In den mitteleuropäischen Lössböden treten Tonminerale der Illit-Gruppe und der Smercit-Gruppe, besonders der Montmorillonit, als Produkte der Glimmer- und Feldspat-Verwitterung häufig auf. Die Struktur des Illits ist der des Glimmers sehr ähnlich (s. Abbildung 19 links). Allerdings werden beim Illit im Vergleich zum Glimmer die Dreifach-Schichtblättchen durch eine geringere Zahl von K+-Ionen und somit weniger stark zusammengehalten. Deshalb kann es im humiden Klima an den Rändern der Schichtstapel durch H2O-Angriff zur Aufweitung zwischen den Schichtblättchen kommen (s. Abbildung 19 rechts), Dadurch wird der Austausch der K+ -Ionen durch andere Kationen in der Bodenlösung wie Na+, Ca2+ und Mg2+ zunehmend begünstigt.

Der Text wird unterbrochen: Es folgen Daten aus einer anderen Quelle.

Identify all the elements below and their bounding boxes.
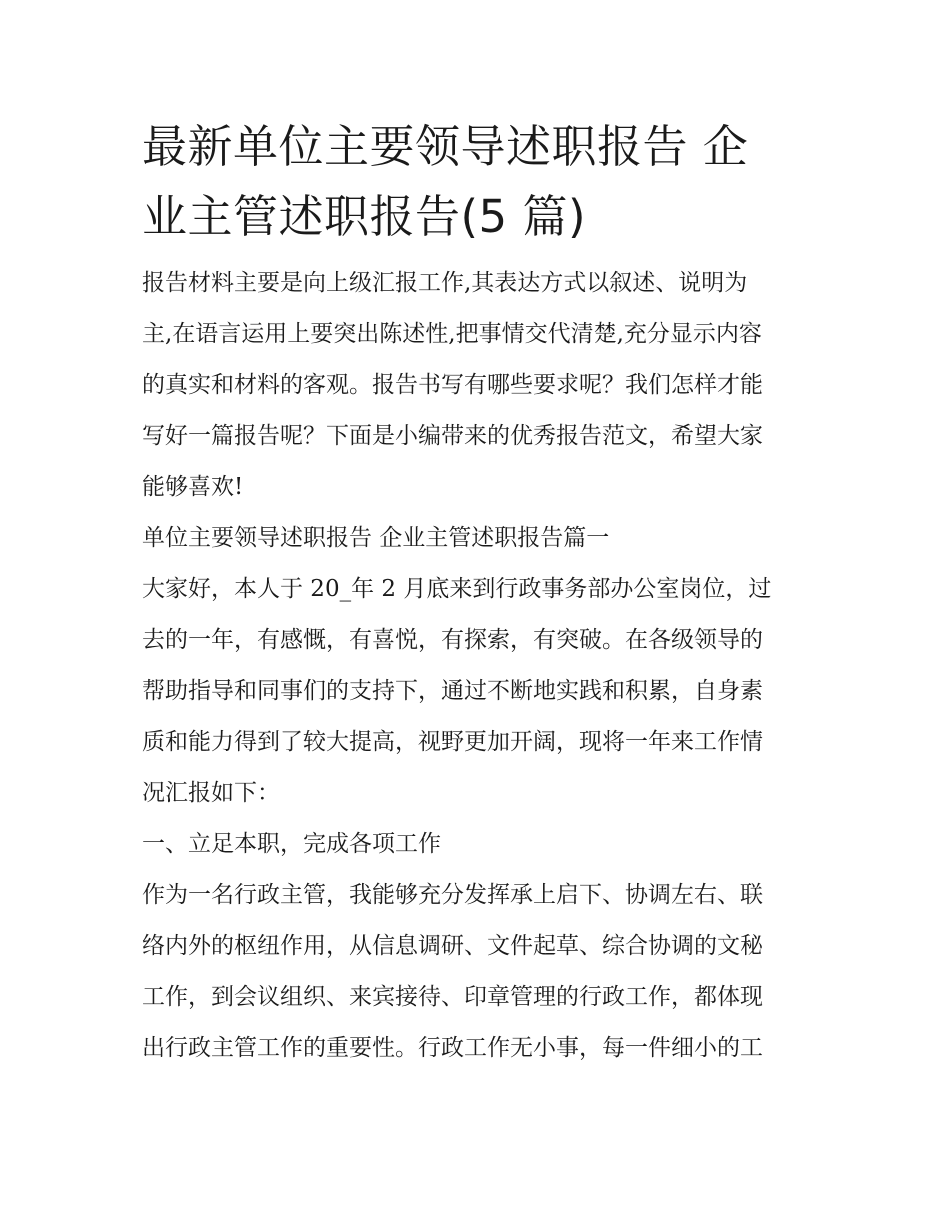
document-title — [142, 112, 814, 252]
document-content — [142, 112, 814, 1074]
body-line-8: 去的一年，有感慨，有喜悦，有探索，有突破。在各级领导的 — [142, 627, 763, 653]
body-line-13: 作为一名行政主管，我能够充分发挥承上启下、协调左右、联 — [142, 882, 763, 908]
title-line-2: 业主管述职报告(5 篇) — [142, 190, 587, 243]
body-line-3: 的真实和材料的客观。报告书写有哪些要求呢？我们怎样才能 — [142, 372, 763, 398]
body-line-1: 报告材料主要是向上级汇报工作,其表达方式以叙述、说明为 — [142, 270, 748, 296]
body-line-2: 主,在语言运用上要突出陈述性,把事情交代清楚,充分显示内容 — [142, 321, 762, 347]
body-line-16: 出行政主管工作的重要性。行政工作无小事，每一件细小的工 — [142, 1035, 763, 1061]
body-line-7: 大家好，本人于 20_年 2 月底来到行政事务部办公室岗位，过 — [142, 576, 772, 602]
document-body — [142, 258, 814, 1074]
body-line-15: 工作，到会议组织、来宾接待、印章管理的行政工作，都体现 — [142, 984, 763, 1010]
body-line-9: 帮助指导和同事们的支持下，通过不断地实践和积累，自身素 — [142, 678, 763, 704]
body-line-10: 质和能力得到了较大提高，视野更加开阔，现将一年来工作情 — [142, 729, 763, 755]
body-line-4: 写好一篇报告呢？下面是小编带来的优秀报告范文，希望大家 — [142, 423, 763, 449]
body-line-5: 能够喜欢! — [142, 474, 244, 500]
body-line-11: 况汇报如下： — [142, 780, 280, 806]
section-heading-1: 单位主要领导述职报告 企业主管述职报告篇一 — [142, 525, 610, 551]
title-line-1: 最新单位主要领导述职报告 企 — [142, 120, 749, 173]
subheading-1: 一、立足本职，完成各项工作 — [142, 831, 441, 857]
body-line-14: 络内外的枢纽作用，从信息调研、文件起草、综合协调的文秘 — [142, 933, 763, 959]
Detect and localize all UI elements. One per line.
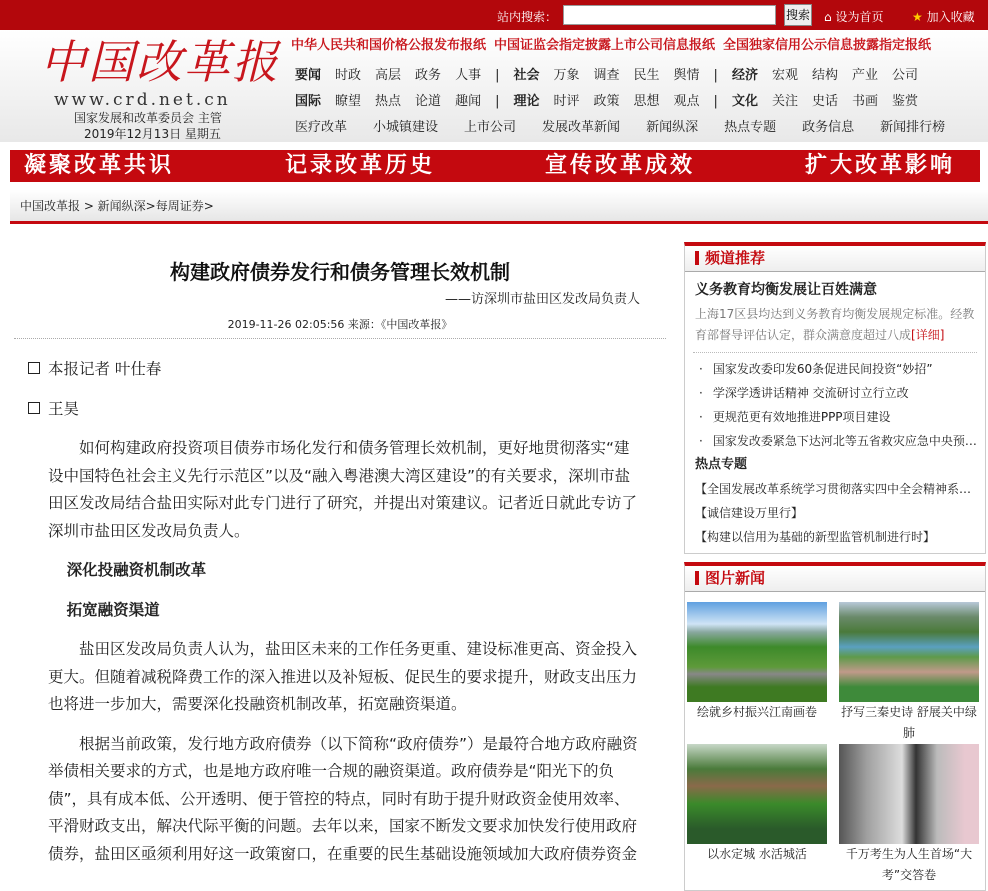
nav-separator: | [495,68,500,83]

Damit stellt der Illit im Boden die Haupt-K+ -Quelle für die Pflanzenernährung dar. Schließlich kann der ehemalige Illit durch hydratisierte Kationen und weitere H2O-Schichten vollständig aufgeweitet und sein Zwischenschicht-Abstand doppelt so groß werden wie beim Illit. Es entsteht ein anderes Tonmineral, ein Smercit, mit neuen Eigenschaften (nach BLUM 2012):
- Der Illit weist einen hohen negativen Ladungsüberschuss, eine nur randliche Aufweitbarkeit zwischen den Dreifachschichten, keine Quellfähigkeit, ein geringes Wasserhaltevermögen, eine geringe Plastizität und ein mäßig hohes Adsorptionsvermögen auf.
- Ein Smercit wie der Montmorillonit weist einen mäßig hohen negativen Ladungsüberschuss, eine sehr hohe Aufweitbarkeit zwischen den Dreifachschichten, eine sehr hohe Quellfähigkeit, ein extrem hohes Wasserhaltevermögen, eine sehr hohe Plastizität und ein sehr hohes Adsorptionsvermögen auf.
Im Boden sind oft Tonmineral- Stapel zu finden, die aus Schichten unterschiedlicher Tonminerale in regelmäßiger oder unregelmäßiger Abfolge bestehen, z.B. Illit- und Smectit-Schichten. Man spricht dann von Wechsellagerungsmineralen.
Die Ladungseigenschaften von Tonmineralen im Oberboden sind von entscheidender Bedeutung für die Nährstoff-Versorgung der Pflanzen. Es werden dadurch vor allem Kationen an den inneren und äußeren Oberflächen gebunden, vor Auswaschung geschützt und somit gespeichert. Durch Ionenaustausch sind sie dann für die Pflanzenwurzel erreichbar. Von ökologischer Bedeutung sind Na+, K+, NH4+, Mg2+, Ca2+, Al3+, welche mehr als 90 % des Ionengehalts (JASMUND/LAGALY 1993) im Boden ausmachen (s. "Kationen-Gehalt"). Durch Tonminerale werden im Oberboden durch die Luft eingetragene Schwermetall-Ionen wie Pb2+, Zn2+, Cu2+ , Ni2+ und Cd2+ gebunden, welche auch im Oberboden der Bodenprofile im Rumbecker Holz in geringer Konzentration nachweisbar sind.